Il suffisait ensuite de refaire la manipulation pour une dernière relecture au cas où j’aurais fait une erreur lors des corrections, en changeant un mot, le logiciel peut en mettre un autre sans qu’on s’en aperçoive. Nous avons fait une deuxième lecture du document corrigé. Mon amie avait encore des choses à préciser, ce qu’elle a pu faire dans le document d’origine. On a lu et relu plusieurs fois. Enfin, on a décidé que c’était bon. Les fichiers ont été exportés dans les formats numériques de lecture : PDF, ePub, mobi, et d’écriture en .doc pour Word prêt pour son éditrice.

Nous avons particulièrement aimé cette aisance de lecture et de correction permise par les iPad, y compris celui qui a près de huit ans.

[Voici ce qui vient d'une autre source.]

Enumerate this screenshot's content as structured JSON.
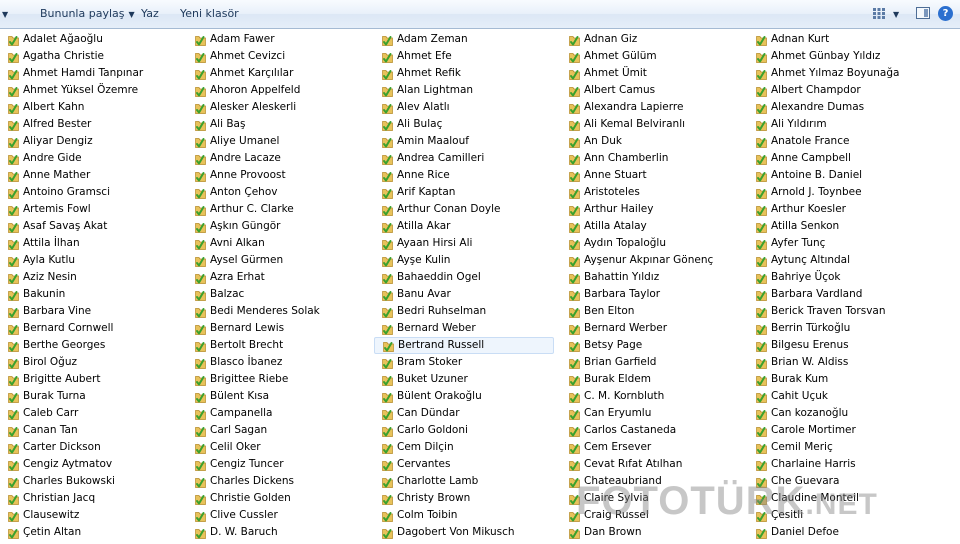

Le travail a été facilité et beaucoup mieux fait que si nous avions imprimé les deux cents pages du livre pour le relire sur papier et l’annoter avant de reporter les notes sur le document d’origine écrit sur Scrivener, détaillé en parties, chapitres et sous-chapitres pour un repérage plus facile.

Je corrige de cette façon beaucoup plus vite qu’en comparant deux textes avec des couleurs. Je garde les flux et rythme naturels et spontanés du texte. Car les corrections n’impliquent pas seulement les erreurs d’orthographe, syntaxe, grammaire, mais aussi le style et le son unique de chaque phrase.